All skills in the **implementation** phase family use this identical report. Present it in chat before logging progress.

```markdown
### Implementation Complete Report

**Implementation summary**
[2-4 sentences: what was delivered and how it matches the request.]

**Scope**
- In scope: [bullets or "As specified in task"]
- Out of scope / deferred: [bullets or "None"]

**Acceptance criteria mapping**
| AC / criterion | Evidence |
|----------------|----------|
| [AC-1 or description] | [file path, test name, or behavior] |

_Use `N/A — [reason]` if no formal AC list exists._

**Changes**
| Path | Purpose |
|------|---------|
| `path/to/file` | [one line] |

**Verification**
- [command] — [result: pass/fail/skip]
- _If not run, state why._

**Risks and follow-ups**
- [concrete items] or **None**

**Suggested next step**
[Handoff target agent name or human action.]
```

## Guardrails

- Adapt all SQL syntax to the detected database dialect.
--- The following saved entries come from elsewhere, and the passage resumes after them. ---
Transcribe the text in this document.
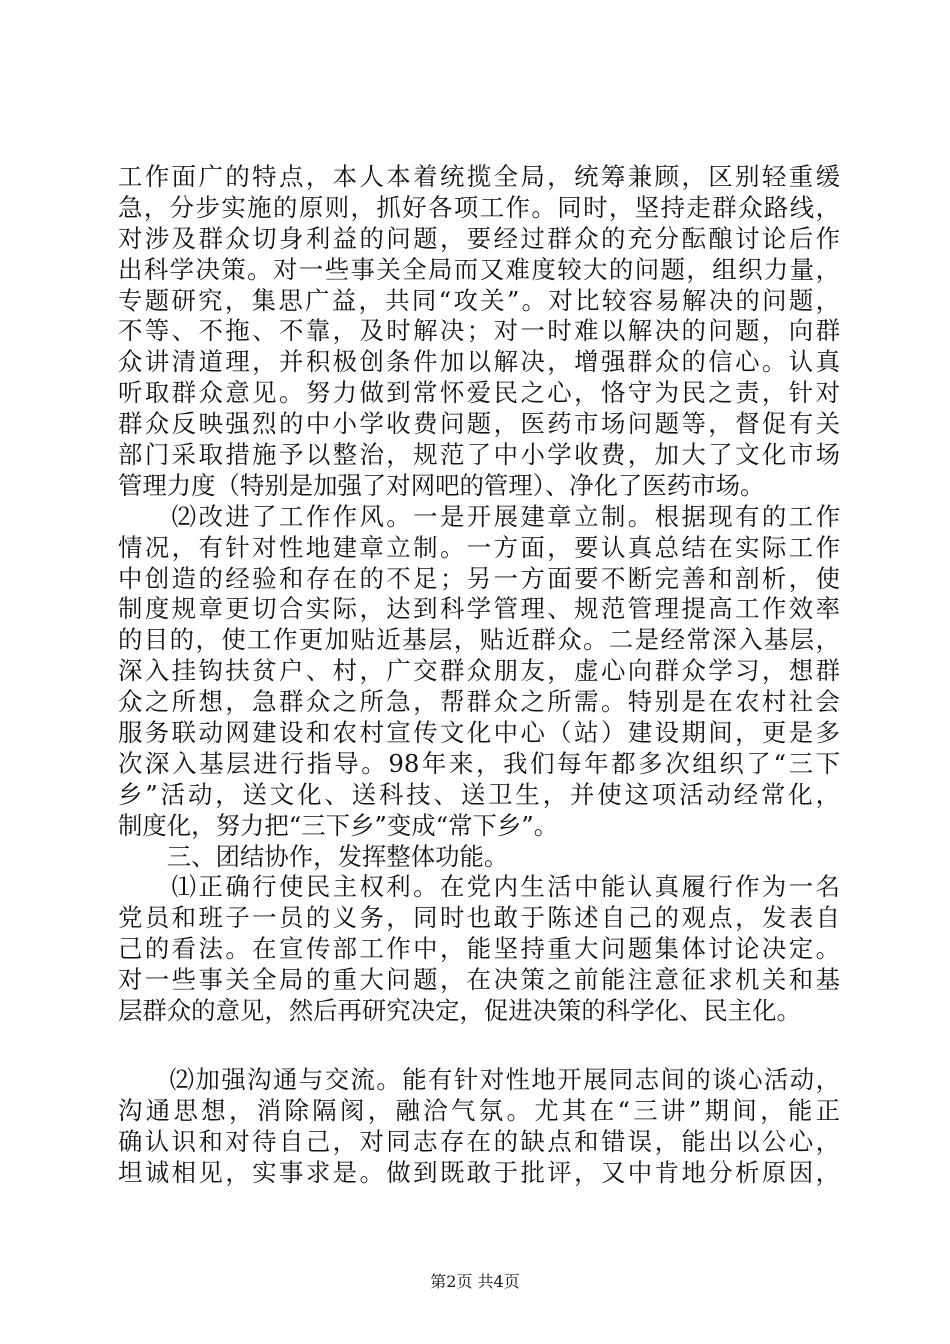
工作面广的特点，本人本着统揽全局，统筹兼顾，区别轻重缓
急，分步实施的原则，抓好各项工作。同时，坚持走群众路线，
对涉及群众切身利益的问题，要经过群众的充分酝酿讨论后作
出科学决策。对一些事关全局而又难度较大的问题，组织力量，
专题研究，集思广益，共同“攻关”。对比较容易解决的问题，
不等、不拖、不靠，及时解决；对一时难以解决的问题，向群
众讲清道理，并积极创条件加以解决，增强群众的信心。认真
听取群众意见。努力做到常怀爱民之心，恪守为民之责，针对
群众反映强烈的中小学收费问题，医药市场问题等，督促有关
部门采取措施予以整治，规范了中小学收费，加大了文化市场
管理力度（特别是加强了对网吧的管理）、净化了医药市场。
　　⑵改进了工作作风。一是开展建章立制。根据现有的工作
情况，有针对性地建章立制。一方面，要认真总结在实际工作
中创造的经验和存在的不足；另一方面要不断完善和剖析，使
制度规章更切合实际，达到科学管理、规范管理提高工作效率
的目的，使工作更加贴近基层，贴近群众。二是经常深入基层，
深入挂钩扶贫户、村，广交群众朋友，虚心向群众学习，想群
众之所想，急群众之所急，帮群众之所需。特别是在农村社会
服务联动网建设和农村宣传文化中心（站）建设期间，更是多
次深入基层进行指导。98年来，我们每年都多次组织了“三下
乡”活动，送文化、送科技、送卫生，并使这项活动经常化，
制度化，努力把“三下乡”变成“常下乡”。
　　三、团结协作，发挥整体功能。
　　⑴正确行使民主权利。在党内生活中能认真履行作为一名
党员和班子一员的义务，同时也敢于陈述自己的观点，发表自
己的看法。在宣传部工作中，能坚持重大问题集体讨论决定。
对一些事关全局的重大问题，在决策之前能注意征求机关和基
层群众的意见，然后再研究决定，促进决策的科学化、民主化。
　　⑵加强沟通与交流。能有针对性地开展同志间的谈心活动，
沟通思想，消除隔阂，融洽气氛。尤其在“三讲”期间，能正
确认识和对待自己，对同志存在的缺点和错误，能出以公心，
坦诚相见，实事求是。做到既敢于批评，又中肯地分析原因，
第2页 共4页
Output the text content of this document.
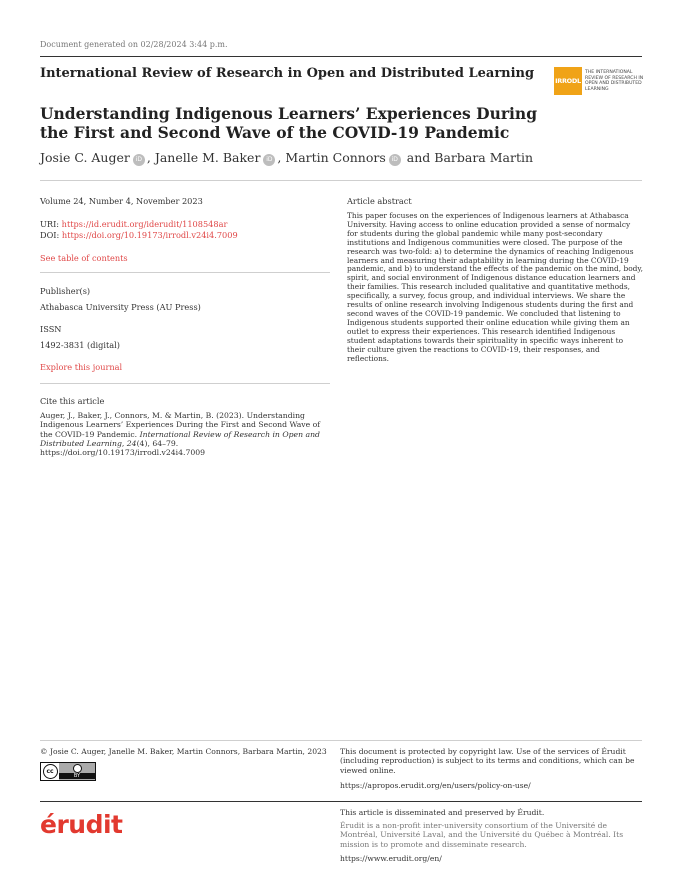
Document generated on 02/28/2024 3:44 p.m.
International Review of Research in Open and Distributed Learning	IRRODL
THE INTERNATIONAL REVIEW OF RESEARCH IN OPEN AND DISTRIBUTED LEARNING
Understanding Indigenous Learners’ Experiences During the First and Second Wave of the COVID-19 Pandemic
Josie C. Auger iD , Janelle M. Baker iD , Martin Connors iD and Barbara Martin
Volume 24, Number 4, November 2023
URI: https://id.erudit.org/iderudit/1108548ar
DOI: https://doi.org/10.19173/irrodl.v24i4.7009
See table of contents
Publisher(s)
Athabasca University Press (AU Press)
ISSN
1492-3831 (digital)
Explore this journal
Cite this article
Auger, J., Baker, J., Connors, M. & Martin, B. (2023). Understanding Indigenous Learners’ Experiences During the First and Second Wave of the COVID-19 Pandemic. International Review of Research in Open and Distributed Learning, 24(4), 64–79. https://doi.org/10.19173/irrodl.v24i4.7009
Article abstract
This paper focuses on the experiences of Indigenous learners at Athabasca University. Having access to online education provided a sense of normalcy for students during the global pandemic while many post-secondary institutions and Indigenous communities were closed. The purpose of the research was two-fold: a) to determine the dynamics of reaching Indigenous learners and measuring their adaptability in learning during the COVID-19 pandemic, and b) to understand the effects of the pandemic on the mind, body, spirit, and social environment of Indigenous distance education learners and their families. This research included qualitative and quantitative methods, specifically, a survey, focus group, and individual interviews. We share the results of online research involving Indigenous students during the first and second waves of the COVID-19 pandemic. We concluded that listening to Indigenous students supported their online education while giving them an outlet to express their experiences. This research identified Indigenous student adaptations towards their spirituality in specific ways inherent to their culture given the reactions to COVID-19, their responses, and reflections.
© Josie C. Auger, Janelle M. Baker, Martin Connors, Barbara Martin, 2023
cc
BY
This document is protected by copyright law. Use of the services of Érudit (including reproduction) is subject to its terms and conditions, which can be viewed online.
https://apropos.erudit.org/en/users/policy-on-use/
érudit	This article is disseminated and preserved by Érudit.
Érudit is a non-profit inter-university consortium of the Université de Montréal, Université Laval, and the Université du Québec à Montréal. Its mission is to promote and disseminate research.
https://www.erudit.org/en/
Do not assume PostgreSQL when the project uses MySQL or SQL Server.
- Do not introduce schema changes unless explicitly requested — focus on queries and indexes.
- Do not speculate on missing schema; scan the project or ask for clarification.
- Use `data-graphql` when the task involves GraphQL schema or resolvers.
- Use `data-mongodb` when the task involves MongoDB queries or aggregation.
- Use `data-redis` when the task involves Redis caching or data structures.
- Use `impl-*` skills when the task requires full backend feature implementation beyond SQL.